Dat het letsel relatief gering is gebleven, doet hier niet af. Naar het oordeel van de rechtbank had het toegepast geweld veel ernstiger letsel kunnen opleveren. Dat dit niet is gebeurd, is in ieder geval niet te danken aan het handelen van verdachte en zijn medeverdachten.
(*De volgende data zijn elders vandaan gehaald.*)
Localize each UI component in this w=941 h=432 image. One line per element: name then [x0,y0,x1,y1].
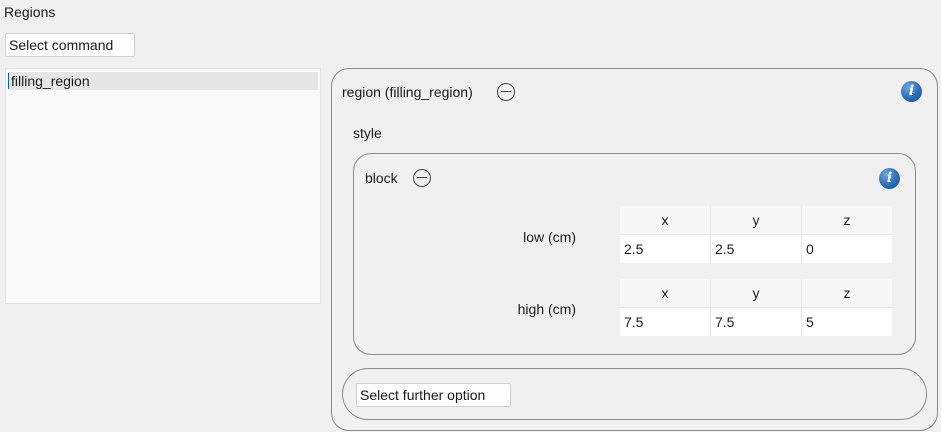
collapse-region-icon[interactable] [497,83,515,101]
low-header-x: x [620,206,710,234]
high-x-input[interactable]: 7.5 [620,308,710,336]
region-info-icon[interactable]: i [901,81,922,102]
page-title: Regions [4,4,56,20]
low-header-z: z [802,206,892,234]
regions-list[interactable]: filling_region [5,68,321,304]
low-header-y: y [711,206,801,234]
list-item[interactable]: filling_region [8,72,318,90]
low-y-input[interactable]: 2.5 [711,235,801,263]
low-z-input[interactable]: 0 [802,235,892,263]
high-header-z: z [802,279,892,307]
high-z-input[interactable]: 5 [802,308,892,336]
high-label: high (cm) [517,301,576,317]
high-header-x: x [620,279,710,307]
select-further-option-dropdown[interactable]: Select further option [356,383,511,407]
low-x-input[interactable]: 2.5 [620,235,710,263]
high-table: x y z 7.5 7.5 5 [620,279,892,336]
region-panel-title: region (filling_region) [342,84,473,100]
low-label: low (cm) [523,229,576,245]
style-label: style [353,125,382,141]
block-info-icon[interactable]: i [879,168,900,189]
high-y-input[interactable]: 7.5 [711,308,801,336]
high-header-y: y [711,279,801,307]
low-table: x y z 2.5 2.5 0 [620,206,892,263]
collapse-block-icon[interactable] [413,169,431,187]
block-title: block [365,170,398,186]
select-command-dropdown[interactable]: Select command [5,33,135,57]
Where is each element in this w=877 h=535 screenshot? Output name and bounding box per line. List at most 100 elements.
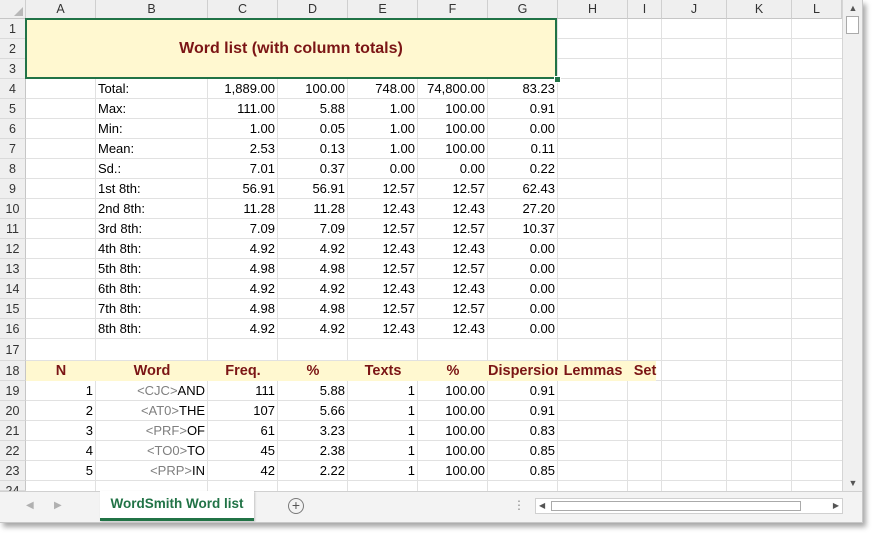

Daar komt bij dat de rechtbank van oordeel is dat sprake is van medeplegen. Uit de camerabeelden blijkt genoegzaam dat verdachte zich op zeer korte afstand van [slachtoffer] bevindt op het moment dat medeverdachte [medeverdachte 4] tegen [slachtoffer] opspringt, waardoor deze hard op de straat klapt met zijn achterhoofd, en medeverdachte [medeverdachte 4] meteen daaropvolgend twee maal in het gezicht slaat. Verdachte heeft dit moeten zien gebeuren en toch neemt hij de beslissing om [slachtoffer], terwijl deze weerloos op de grond ligt, een trap tegen het hoofd te verkopen. Door zo te handelen heeft verdachte zich doelbewust aangesloten bij de geweldshandelingen die op dat moment gaande waren en door medeverdachte [medeverdachte 4] werden toegepast. Naar het oordeel van de rechtbank levert dit een nauwe en bewuste samenwerking met medeverdachte [medeverdachte 4] ten aanzien van de poging tot doodslag op.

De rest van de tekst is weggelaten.